Jan Chorowski: Representation learning for speech and handwriting

Place

FIT VUT, Božetěchova 2, 612 00 Brno, CZ

Organiser

Department of Computer Graphics and Multimedia FIT BUT

Type

seminar

Access

free

URL

http://bit.ly/2tLHiVf

Description

VGS Invited Talks @ FIT
Jan Chorowski: Representation learning for speech and handwriting
The talk takes place on Friday, January 10, 2020 at 13:00 in room A112.

Jan Chorowski is an Associate Professor at Faculty of Mathematics and Computer Science at the University of Wrocław and Head of AI at NavAlgo. He received his M.Sc. degree in electrical engineering from the Wrocław University of Technology, Poland and EE PhD from the University of Louisville, Kentucky in 2012. He has worked with several research teams, including Google Brain, Microsoft Researchand Yoshua Bengios lab at the University of Montreal. He has led a research topic during the JSALT 2019 workshop. His research interests are applications of neural networks to problems which are intuitive and easy for humans and difficult for machines, such as speech and natural language processing.
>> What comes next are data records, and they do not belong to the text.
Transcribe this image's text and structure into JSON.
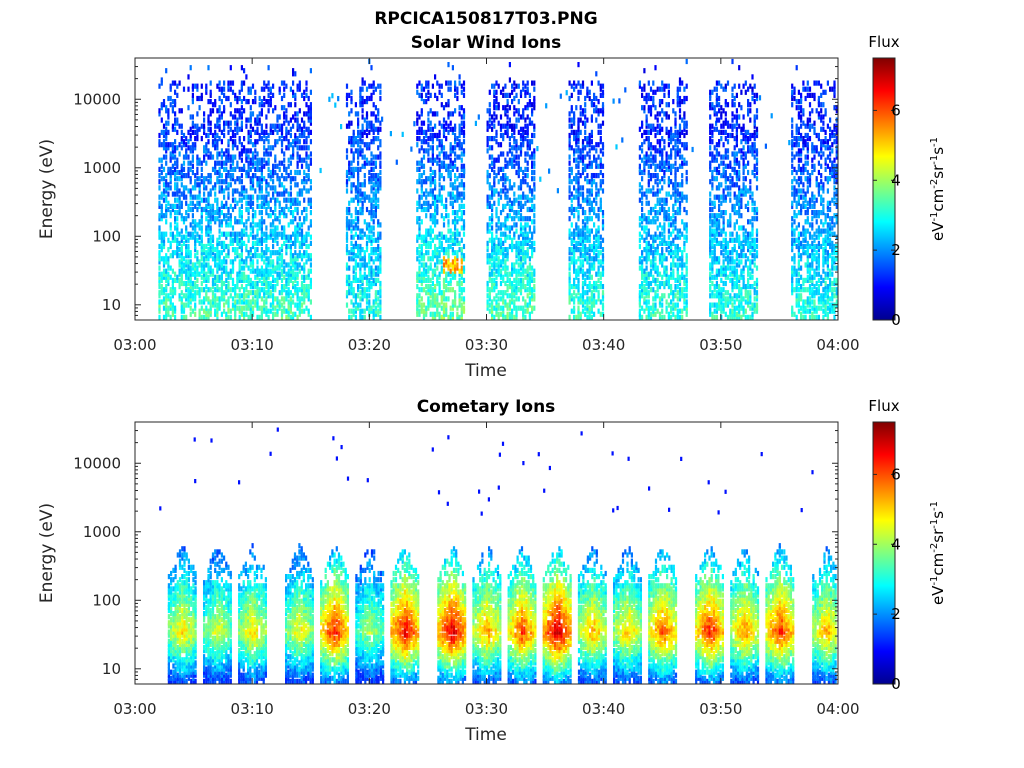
{
  "figure": {
    "title": "RPCICA150817T03.PNG"
  },
  "chart_data": [
    {
      "type": "heatmap",
      "title": "Solar Wind Ions",
      "xlabel": "Time",
      "ylabel": "Energy (eV)",
      "x_ticks": [
        "03:00",
        "03:10",
        "03:20",
        "03:30",
        "03:40",
        "03:50",
        "04:00"
      ],
      "xlim": [
        "03:00",
        "04:00"
      ],
      "y_ticks": [
        "10",
        "100",
        "1000",
        "10000"
      ],
      "y_scale": "log",
      "ylim": [
        6,
        40000
      ],
      "colorbar": {
        "title": "Flux",
        "label": "eV-1cm-2sr-1s-1",
        "ticks": [
          "0",
          "2",
          "4",
          "6"
        ],
        "range": [
          0,
          7.5
        ],
        "colormap": "jet"
      },
      "bursts": [
        {
          "start": "03:02",
          "end": "03:15",
          "flux_low_energy": 3.3,
          "flux_high_energy": 1.3
        },
        {
          "start": "03:18",
          "end": "03:21",
          "flux_low_energy": 3.0,
          "flux_high_energy": 1.3
        },
        {
          "start": "03:24",
          "end": "03:28",
          "flux_low_energy": 3.6,
          "flux_high_energy": 1.3
        },
        {
          "start": "03:30",
          "end": "03:34",
          "flux_low_energy": 3.4,
          "flux_high_energy": 1.2
        },
        {
          "start": "03:37",
          "end": "03:40",
          "flux_low_energy": 3.2,
          "flux_high_energy": 1.2
        },
        {
          "start": "03:43",
          "end": "03:47",
          "flux_low_energy": 3.2,
          "flux_high_energy": 1.2
        },
        {
          "start": "03:49",
          "end": "03:53",
          "flux_low_energy": 3.1,
          "flux_high_energy": 1.2
        },
        {
          "start": "03:56",
          "end": "04:00",
          "flux_low_energy": 3.1,
          "flux_high_energy": 1.2
        }
      ],
      "peak": {
        "time": "03:27",
        "energy": 35,
        "flux": 5.8
      }
    },
    {
      "type": "heatmap",
      "title": "Cometary Ions",
      "xlabel": "Time",
      "ylabel": "Energy (eV)",
      "x_ticks": [
        "03:00",
        "03:10",
        "03:20",
        "03:30",
        "03:40",
        "03:50",
        "04:00"
      ],
      "xlim": [
        "03:00",
        "04:00"
      ],
      "y_ticks": [
        "10",
        "100",
        "1000",
        "10000"
      ],
      "y_scale": "log",
      "ylim": [
        6,
        40000
      ],
      "colorbar": {
        "title": "Flux",
        "label": "eV-1cm-2sr-1s-1",
        "ticks": [
          "0",
          "2",
          "4",
          "6"
        ],
        "range": [
          0,
          7.5
        ],
        "colormap": "jet"
      },
      "peaks": [
        {
          "time": "03:04",
          "flux": 5.0
        },
        {
          "time": "03:07",
          "flux": 4.6
        },
        {
          "time": "03:10",
          "flux": 5.0
        },
        {
          "time": "03:14",
          "flux": 4.8
        },
        {
          "time": "03:17",
          "flux": 6.5
        },
        {
          "time": "03:20",
          "flux": 4.2
        },
        {
          "time": "03:23",
          "flux": 6.8
        },
        {
          "time": "03:27",
          "flux": 7.0
        },
        {
          "time": "03:30",
          "flux": 5.6
        },
        {
          "time": "03:33",
          "flux": 6.2
        },
        {
          "time": "03:36",
          "flux": 7.2
        },
        {
          "time": "03:39",
          "flux": 5.4
        },
        {
          "time": "03:42",
          "flux": 5.2
        },
        {
          "time": "03:45",
          "flux": 6.0
        },
        {
          "time": "03:49",
          "flux": 6.5
        },
        {
          "time": "03:52",
          "flux": 5.6
        },
        {
          "time": "03:55",
          "flux": 6.4
        },
        {
          "time": "03:59",
          "flux": 5.4
        }
      ]
    }
  ]
}
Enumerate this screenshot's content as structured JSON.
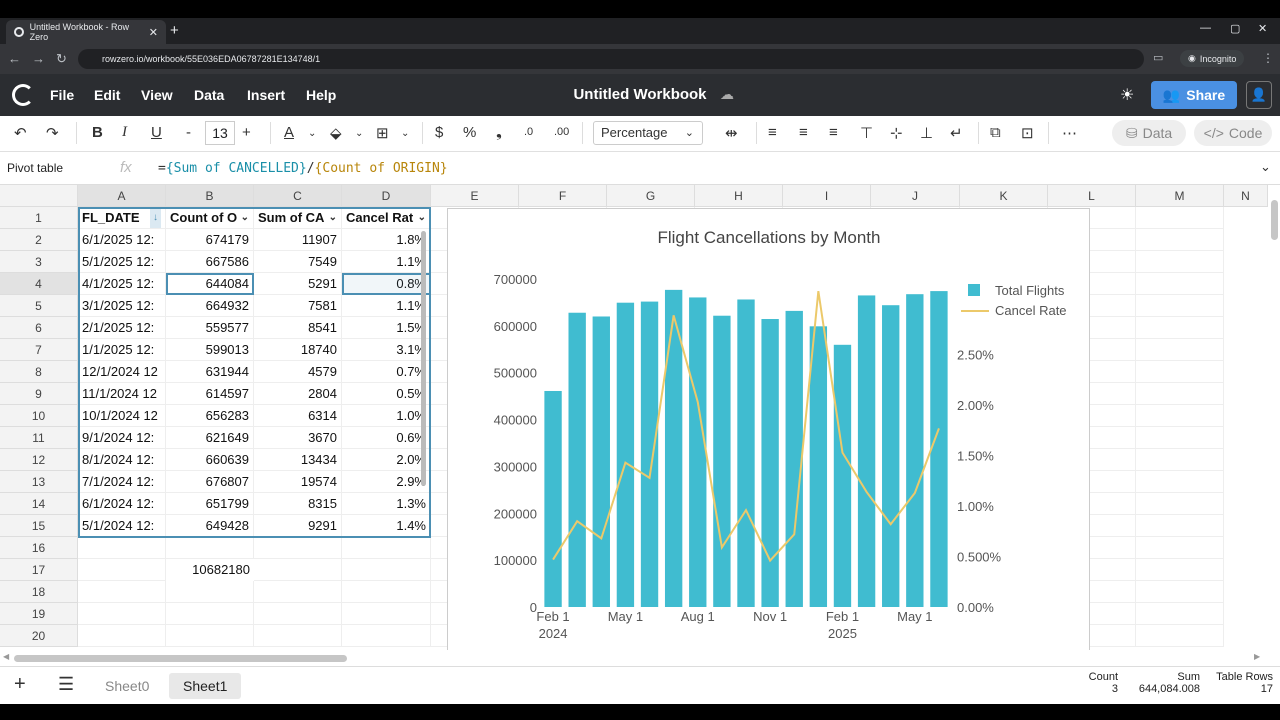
{
  "browser": {
    "tab_title": "Untitled Workbook - Row Zero",
    "url": "rowzero.io/workbook/55E036EDA06787281E134748/1",
    "incognito_label": "Incognito"
  },
  "app": {
    "menu": [
      "File",
      "Edit",
      "View",
      "Data",
      "Insert",
      "Help"
    ],
    "workbook_title": "Untitled Workbook",
    "share_label": "Share"
  },
  "toolbar": {
    "font_size": "13",
    "number_format": "Percentage",
    "data_label": "Data",
    "code_label": "Code"
  },
  "formula_bar": {
    "name_box": "Pivot table",
    "fx": "fx",
    "formula_eq": "=",
    "ref1": "{Sum of CANCELLED}",
    "op": "/",
    "ref2": "{Count of ORIGIN}"
  },
  "grid": {
    "columns": [
      "A",
      "B",
      "C",
      "D",
      "E",
      "F",
      "G",
      "H",
      "I",
      "J",
      "K",
      "L",
      "M",
      "N"
    ],
    "rows": [
      "1",
      "2",
      "3",
      "4",
      "5",
      "6",
      "7",
      "8",
      "9",
      "10",
      "11",
      "12",
      "13",
      "14",
      "15",
      "16",
      "17",
      "18",
      "19",
      "20"
    ],
    "headers": [
      "FL_DATE",
      "Count of O",
      "Sum of CA",
      "Cancel Rat"
    ],
    "data": [
      [
        "6/1/2025 12:",
        "674179",
        "11907",
        "1.8%"
      ],
      [
        "5/1/2025 12:",
        "667586",
        "7549",
        "1.1%"
      ],
      [
        "4/1/2025 12:",
        "644084",
        "5291",
        "0.8%"
      ],
      [
        "3/1/2025 12:",
        "664932",
        "7581",
        "1.1%"
      ],
      [
        "2/1/2025 12:",
        "559577",
        "8541",
        "1.5%"
      ],
      [
        "1/1/2025 12:",
        "599013",
        "18740",
        "3.1%"
      ],
      [
        "12/1/2024 12",
        "631944",
        "4579",
        "0.7%"
      ],
      [
        "11/1/2024 12",
        "614597",
        "2804",
        "0.5%"
      ],
      [
        "10/1/2024 12",
        "656283",
        "6314",
        "1.0%"
      ],
      [
        "9/1/2024 12:",
        "621649",
        "3670",
        "0.6%"
      ],
      [
        "8/1/2024 12:",
        "660639",
        "13434",
        "2.0%"
      ],
      [
        "7/1/2024 12:",
        "676807",
        "19574",
        "2.9%"
      ],
      [
        "6/1/2024 12:",
        "651799",
        "8315",
        "1.3%"
      ],
      [
        "5/1/2024 12:",
        "649428",
        "9291",
        "1.4%"
      ]
    ],
    "total_b17": "10682180"
  },
  "chart_data": {
    "type": "bar",
    "title": "Flight Cancellations by Month",
    "x": [
      "2024-02",
      "2024-03",
      "2024-04",
      "2024-05",
      "2024-06",
      "2024-07",
      "2024-08",
      "2024-09",
      "2024-10",
      "2024-11",
      "2024-12",
      "2025-01",
      "2025-02",
      "2025-03",
      "2025-04",
      "2025-05",
      "2025-06"
    ],
    "x_tick_labels": [
      [
        "Feb 1",
        "2024"
      ],
      [
        "May 1",
        ""
      ],
      [
        "Aug 1",
        ""
      ],
      [
        "Nov 1",
        ""
      ],
      [
        "Feb 1",
        "2025"
      ],
      [
        "May 1",
        ""
      ]
    ],
    "x_tick_index": [
      0,
      3,
      6,
      9,
      12,
      15
    ],
    "series": [
      {
        "name": "Total Flights",
        "type": "bar",
        "axis": "left",
        "color": "#40bcd0",
        "values": [
          461000,
          628000,
          620000,
          649428,
          651799,
          676807,
          660639,
          621649,
          656283,
          614597,
          631944,
          599013,
          559577,
          664932,
          644084,
          667586,
          674179
        ]
      },
      {
        "name": "Cancel Rate",
        "type": "line",
        "axis": "right",
        "color": "#ecc96a",
        "values": [
          0.0047,
          0.0085,
          0.0068,
          0.0143,
          0.0128,
          0.0289,
          0.0203,
          0.0059,
          0.0096,
          0.0046,
          0.0072,
          0.0313,
          0.0153,
          0.0114,
          0.0082,
          0.0113,
          0.0177
        ]
      }
    ],
    "left_ylim": [
      0,
      700000
    ],
    "left_ticks": [
      "0",
      "100000",
      "200000",
      "300000",
      "400000",
      "500000",
      "600000",
      "700000"
    ],
    "right_ylim": [
      0,
      0.0325
    ],
    "right_ticks": [
      "0.00%",
      "0.500%",
      "1.00%",
      "1.50%",
      "2.00%",
      "2.50%"
    ],
    "legend_position": "top-right"
  },
  "status_bar": {
    "sheets": [
      "Sheet0",
      "Sheet1"
    ],
    "count_label": "Count",
    "count_value": "3",
    "sum_label": "Sum",
    "sum_value": "644,084.008",
    "rows_label": "Table Rows",
    "rows_value": "17"
  }
}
Representation learning for speech and handwriting

Learning representations of data in an unsupervised way is still an open problem of machine learning. We consider representations of speech and handwriting learned using autoencoders equipped with autoregressive decoders such as WeveNets or PixelCNNs. In those autoencoders, the encoder only needs to provide the little information needed to supplement all that can be inferred by the autoregressive decoder. This allows learning a representation able to capture high level semantic content from the signal, e.g. phoneme or character identities, while being invariant to confounding low level details in the signal such as the underlying pitch contour or background noise. I will show how the design choices of the autoencoder, such as the bottleneck kind its hyperparameters impact the induced latent representation. I will also show applications to unsupervised acoustic unit discovery on the ZeroSpeech task. Finally, Ill show how knowledge about the average unit duration can be enforced during training ,as well as during inference on new data.